Portretmodus

De modus [] (Portret) maakt de achtergrond onscherp, zodat personen duidelijker naar voren komen. Ook worden de tinten van de huid en het haar zachter gemaakt.

TipsOpnametips

  • Selecteer de locatie waar de afstand tussen het onderwerp en de achtergrond het grootst is.

    Hoe groter de afstand tussen het onderwerp en de achtergrond, hoe waziger de achtergrond eruitziet. Ook steekt het onderwerp beter af tegen een gelijkmatige, donkere achtergrond.

  • Gebruik een telelens.

    Als u over een zoomlens beschikt, kunt u de telezijde gebruiken om het onderwerp vanaf het middel beeldvullend vast te leggen.

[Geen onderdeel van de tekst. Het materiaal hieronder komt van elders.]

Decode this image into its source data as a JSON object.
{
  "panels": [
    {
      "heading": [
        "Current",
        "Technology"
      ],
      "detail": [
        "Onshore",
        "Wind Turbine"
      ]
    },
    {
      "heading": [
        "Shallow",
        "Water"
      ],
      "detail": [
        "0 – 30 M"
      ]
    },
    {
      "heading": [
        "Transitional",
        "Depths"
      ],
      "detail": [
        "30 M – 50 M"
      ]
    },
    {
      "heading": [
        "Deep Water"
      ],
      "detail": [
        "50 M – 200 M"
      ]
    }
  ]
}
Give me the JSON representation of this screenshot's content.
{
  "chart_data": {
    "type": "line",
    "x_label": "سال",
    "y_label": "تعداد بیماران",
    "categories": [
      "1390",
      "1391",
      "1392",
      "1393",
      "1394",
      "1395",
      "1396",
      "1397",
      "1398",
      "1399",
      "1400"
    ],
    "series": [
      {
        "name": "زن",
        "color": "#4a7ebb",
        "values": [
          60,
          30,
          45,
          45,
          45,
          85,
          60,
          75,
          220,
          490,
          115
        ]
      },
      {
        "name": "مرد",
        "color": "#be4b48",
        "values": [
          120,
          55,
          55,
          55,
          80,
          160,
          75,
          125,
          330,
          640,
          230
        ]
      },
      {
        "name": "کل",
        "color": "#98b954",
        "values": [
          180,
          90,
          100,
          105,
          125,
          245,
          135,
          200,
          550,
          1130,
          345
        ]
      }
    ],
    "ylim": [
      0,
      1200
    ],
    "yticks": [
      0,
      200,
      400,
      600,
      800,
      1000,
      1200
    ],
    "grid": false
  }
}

  • Stel scherp op het gezicht.

    Terwijl u scherpstelt voordat u gaat fotograferen, moet u ervoor zorgen dat er een AF-punt op het gezicht wordt weergegeven (in zoekeropname) of dat het AF-punt op het gezicht groen is (in Live View-opname). Wanneer u close-ups van het gezicht maakt in Live View-opnamen, kunt u [Opnamen maken: Oogdetectie-AF] instellen op [Inschak.] om een opname te maken terwijl op de ogen van het onderwerp is scherpgesteld.

  • Maak continue opnamen.

    De standaardinstelling is [] (Lage snelheid). Als u de ontspanknop ingedrukt houdt, kunt u continu opnamen maken om de verschillende poses en gelaatsuitdrukkingen van het onderwerp vast te leggen.